Design a Search Engine

Problem

We’d like to design a search engine that allows our users to search all the text documents they provide and provide efficient and accurate search. We should allow for AND and OR queries, and have an algorithm that boosts results, since plain matching won’t work well enough for us.

Scale

  • 25B documents
  • search should complete in 2 seconds 99% of the time (SLA).
  • Biggest customer has about 1B documents of ~1MB size.
  • About 100k rps.

Solution

Data Structures

Inverted Index

An inverted index contains the terms as well as the documents with which they match. The postings list is represented as a skip list, and terms are a linked list.
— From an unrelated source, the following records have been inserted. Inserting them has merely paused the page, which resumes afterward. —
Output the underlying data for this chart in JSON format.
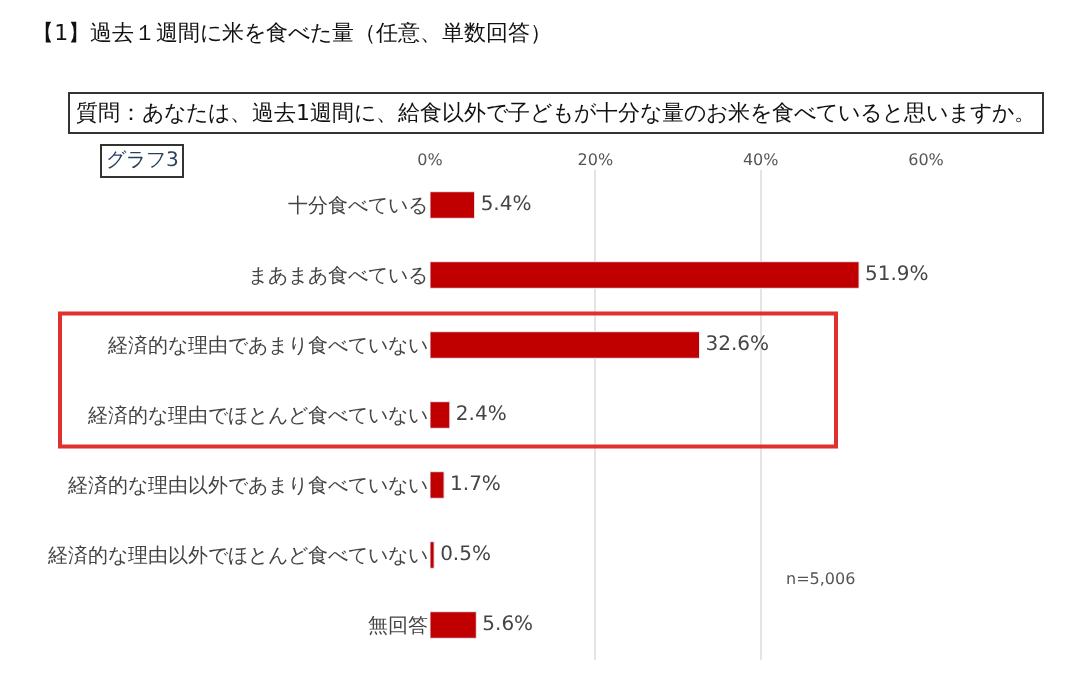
{
  "chart_data": {
    "type": "bar",
    "orientation": "horizontal",
    "title": "【1】過去１週間に米を食べた量（任意、単数回答）",
    "subtitle": "質問：あなたは、過去1週間に、給食以外で子どもが十分な量のお米を食べていると思いますか。",
    "categories": [
      "十分食べている",
      "まあまあ食べている",
      "経済的な理由であまり食べていない",
      "経済的な理由でほとんど食べていない",
      "経済的な理由以外であまり食べていない",
      "経済的な理由以外でほとんど食べていない",
      "無回答"
    ],
    "values": [
      5.4,
      51.9,
      32.6,
      2.4,
      1.7,
      0.5,
      5.6
    ],
    "value_labels": [
      "5.4%",
      "51.9%",
      "32.6%",
      "2.4%",
      "1.7%",
      "0.5%",
      "5.6%"
    ],
    "color": "#c00000",
    "xlim": [
      0,
      60
    ],
    "xticks": [
      {
        "value": 0,
        "label": "0%"
      },
      {
        "value": 20,
        "label": "20%"
      },
      {
        "value": 40,
        "label": "40%"
      },
      {
        "value": 60,
        "label": "60%"
      }
    ],
    "grid": "x",
    "legend": false,
    "annotations": [
      "グラフ3",
      "n=5,006"
    ]
  }
}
The skip list can use pointer compression + XOR lists for smaller pointers.

TermsFrequencyPostings
elastic4[2, 9, 10, 49]
index2[1, 5]
lucene5[2, 5, 49, 50, 52]
shard3[2, 9, 10]

To calculate conjuctions, we match the terms (elastic AND shard) both have matches in [2, 9, 10]. To show this on a bigger example, assume we have 3 matching documents:

2, 13, 17, 20, 98 1, 13, 22, 35, 98, 99 1, 3, 13, 20, 25, 80, 98

Take the shortest list and go to its first element (2). Create pointers as well at the other lists (1) and (1). We advance those two pointers, and we get (13) and (3). We know that 2 is not in this document.

Move onto 13. The second pointer is at 13, and the third pointer is less than 13, so we keep advancing till we hit >= 13. In this case, the third pointer finds 13, so we add it to our set.

We then continue on, and find 98 is also in every set as well.

For documents that are ORs, we calculate the union of the sets the same way.

Regexes and fuzzy search can be represented as DFAs, which can be used to iterate through the term dictionary to find a match. Some backtracking DFAs have to be banned, but that’s because they allow for exponential backtracking.

Compression of Numeric Fields

Use Delta Encoding + Bit Packing: To encode, calculate the minimum and maximum value: Min = 2 Max = 9 Max - min = 7 Deltas require 3 bits per value, and count 0 as the minimum value. Encode deltas with 3 bits per value: ([3, 0, 0, 3, 7, 2]). This requires 18 bits instead of 48 bits, if you used a u8.

Doc IDPrice
05
12
22
35
49
54

If there are less than 256 unique values, you can sort them and count occurrences with counting sort.

Timestamps

To compress timestamps, we can use GCD compression:

Calculate the minimum value (1), calculate the deltas: [10, 30, 20, 0, 70, 50], compute the GCD, encode the minimum value and the GCD, and then encode quotients with bit packing:

[1, 3, 2, 0, 7, 5]

Doc IDPrice
011
131
221
31
471
551

Sorted Sets vs Bitmaps

  • Sorted Sets are useful for sparse data but sorted, but bad for dense data (that’s where bitmaps come in). We can optimize bitmaps by using compression (Run length encoding) or using something like roaring, which is a hybrid. There’s also work to create learned indexes (in the paper, they beat B-Tree indexes by 70% by replacing them with neural nets that look at access patterns and create a better index).

Cardinality

How do you find the length of a set? With Hyperloglog++, you calculate the longest run of 0s or 1s in every item, and then you use that to approximate how many occurrences there are.

But imagine you get unlucky: you count 50 items, but one of them has a run of 10 0s (so you’d approximate 1024 items).

We can do better, though, with Stochastic Averaging:

Use 4 registers, and find a way to hash each item into the 4 registers.

Assume we got [1024, 4, 8, 2] for our numbers. We then calculate the harmonic mean times number of registers:

4 * 4 / (1 / 1024 + 1 / 4 + 1 / 8 + 1 / 2) ~= 18.3

This allows for less weight to outliers.

This also allows for loseless unions (just take the max, or min, or whatever of each number).